Сестра Евы кивнула, на ее лице читалось облегчение. «Интересно, – подумал Эрнест, – каким образом эти научные ритуалы – называние и объяснение феномена – способны заглушить страх. Я привел научное название ее дыхания? Я объяснил, каким образом из-за слабеющего правого желудочка жидкость оттекает назад в правое предсердие, а оттуда в легкие, отчего образуется пена? И что? Я же не предлагаю решения проблемы! Я всего лишь дал монстру имя. Но мне стало лучше, ее сестре стало лучше, и, если бы бедная Ева была в сознании, ей бы тоже скорее всего стало лучше».
Эрнест держал Еву за руку. Ее дыхание становилось все более поверхностным, более неровным и, спустя где-то час, остановилось. Эрнест не чувствовал биения пульса. «Она мертва».
Несколько минут они сидели молча, потом начали планировать свои дальнейшие действия. Они составили список людей, которым нужно позвонить, – детям, друзьям, в газеты, в бюро ритуальных услуг. Вскоре сестра собралась обмывать тело Евы, и Эрнест собрался уходить. Они наскоро обсудили, во что ее одеть. Сестра сказала, что тело Евы будет кремировано, и бюро ритуальных услуг, наверное, предоставит какой-нибудь саван. Эрнест согласился, хотя ничего об этом не знал.
По дороге домой Эрнест думал, что на самом деле его познания в этой области крайне скудны. Несмотря на долгие годы медицинской практики, анатомирование трупов в медицинском колледже, он, как и большинство терапевтов, никогда не видел своими глазами непосредственно момент смерти. Он сохранял спокойствие и профессионализм; да, он будет скучать по Еве, но ее смерть была милосердно легкой. Он знал, что сделал все, что мог, но провел беспокойную ночь: своей грудью он все еще ощущал ее тело.
Он проснулся в пять утра, цепляясь за остатки сна. Он сделал именно то, что всегда советовал своим пациентам, когда тем снились тревожные сновидения: он без движения лежал в постели, не открывая глаз, и вспоминал свой сон. Взяв с прикроватного столика блокнот и ручку, Эрнест записал все, что ему удалось вспомнить:
Чем больше Эрнест думал об этом, тем более значимым казался ему этот сон. Он так и не смог уснуть, встал, оделся и в шесть утра поехал в офис, чтобы внести свой сон в компьютер. Он прекрасно вписывался в посвященную снам главу его новой книги, над которой он сейчас работал, под названием «Страх смерти и психотерапия». Или, может быть, «Психотерапия, смерть и страх». Он еще не определился с названием.

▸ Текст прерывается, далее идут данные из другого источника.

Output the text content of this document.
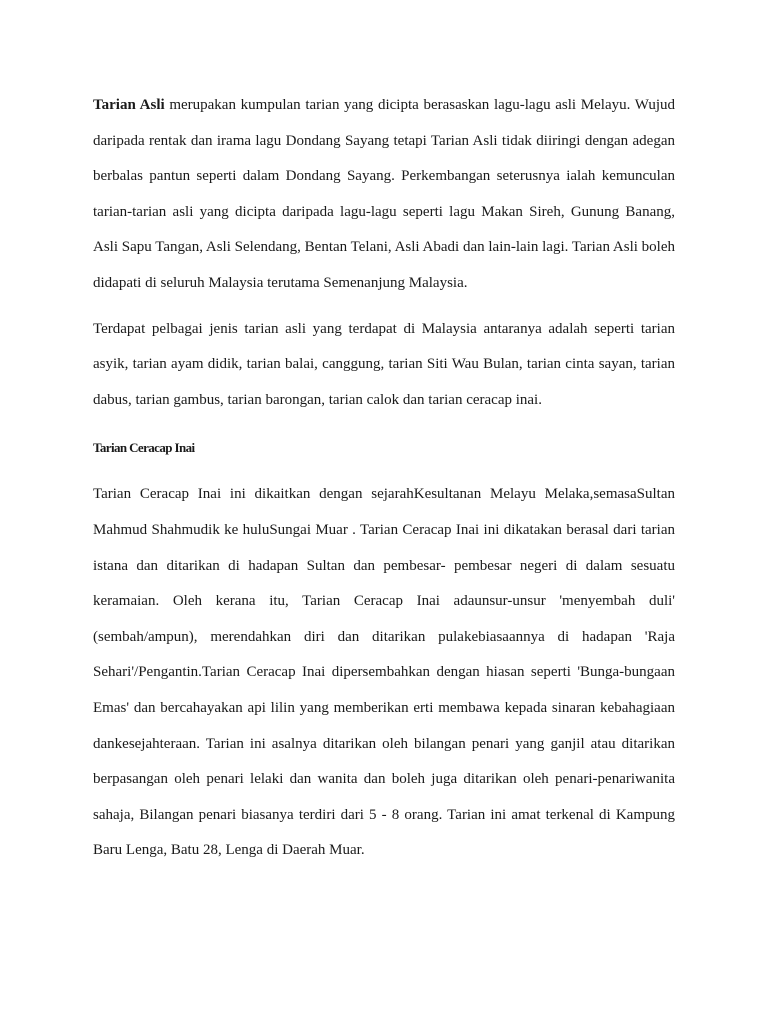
Tarian Asli merupakan kumpulan tarian yang dicipta berasaskan lagu-lagu asli Melayu. Wujud daripada rentak dan irama lagu Dondang Sayang tetapi Tarian Asli tidak diiringi dengan adegan berbalas pantun seperti dalam Dondang Sayang. Perkembangan seterusnya ialah kemunculan tarian-tarian asli yang dicipta daripada lagu-lagu seperti lagu Makan Sireh, Gunung Banang, Asli Sapu Tangan, Asli Selendang, Bentan Telani, Asli Abadi dan lain-lain lagi. Tarian Asli boleh didapati di seluruh Malaysia terutama Semenanjung Malaysia.

Terdapat pelbagai jenis tarian asli yang terdapat di Malaysia antaranya adalah seperti tarian asyik, tarian ayam didik, tarian balai, canggung, tarian Siti Wau Bulan, tarian cinta sayan, tarian dabus, tarian gambus, tarian barongan, tarian calok dan tarian ceracap inai.

Tarian Ceracap Inai

Tarian Ceracap Inai ini dikaitkan dengan sejarahKesultanan Melayu Melaka,semasaSultan Mahmud Shahmudik ke huluSungai Muar . Tarian Ceracap Inai ini dikatakan berasal dari tarian istana dan ditarikan di hadapan Sultan dan pembesar- pembesar negeri di dalam sesuatu keramaian. Oleh kerana itu, Tarian Ceracap Inai adaunsur-unsur 'menyembah duli' (sembah/ampun), merendahkan diri dan ditarikan pulakebiasaannya di hadapan 'Raja Sehari'/Pengantin.Tarian Ceracap Inai dipersembahkan dengan hiasan seperti 'Bunga-bungaan Emas' dan bercahayakan api lilin yang memberikan erti membawa kepada sinaran kebahagiaan dankesejahteraan. Tarian ini asalnya ditarikan oleh bilangan penari yang ganjil atau ditarikan berpasangan oleh penari lelaki dan wanita dan boleh juga ditarikan oleh penari-penariwanita sahaja, Bilangan penari biasanya terdiri dari 5 - 8 orang. Tarian ini amat terkenal di Kampung Baru Lenga, Batu 28, Lenga di Daerah Muar.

В этом сне не было ничего таинственного. События этой ночи полностью объясняли сон. Смерть Евы поставила его лицом к лицу с его собственной смертью (представленной во сне пронизывающим ощущением ужаса, отделением от семьи, долгим подъемом на лифте к райскому побережью). Как досадно, подумал Эрнест, что его собственный производитель снов выдал ему сказочку о восхождении в рай! Но что он мог поделать? Производитель снов был сам себе хозяин, сформировался он на заре сознательного, и на его становление массовая культура оказала значительно большее влияние, чем сила воли.
Сила сна заключалась в ночной рубашке с ярким изображением медвежонка Смоки. Эрнест знал, что этот символ был порожден разговором о том, во что одеть Еву для кремации, – медвежонок Смоки стал олицетворением кремации! Жутковато, но поучительно.
Чем больше Эрнест думал об этом сне, тем отчетливее понимал, какую пользу можно извлечь из этого сна при обучении психотерапевтов. С одной стороны, он иллюстрировал положение Фрейда о том, что первостепенная функция сновидений состоит в сохранении сна. В этом случае пугающая мысль – о кремации – трансформировалась в нечто более безобидное и приятное: в прелестный образ милого медвежонка Смоки. Но сновидение справилось со своей задачей лишь частично: оно позволило ему не просыпаться, но страх смерти наполнил сон ужасом.
Эрнест провел за письменным столом два часа, а потом в назначенное время приехал Джастин. Ему нравилось работать рано утром, хотя это и значило, что в конце дня он будет выжат как лимон.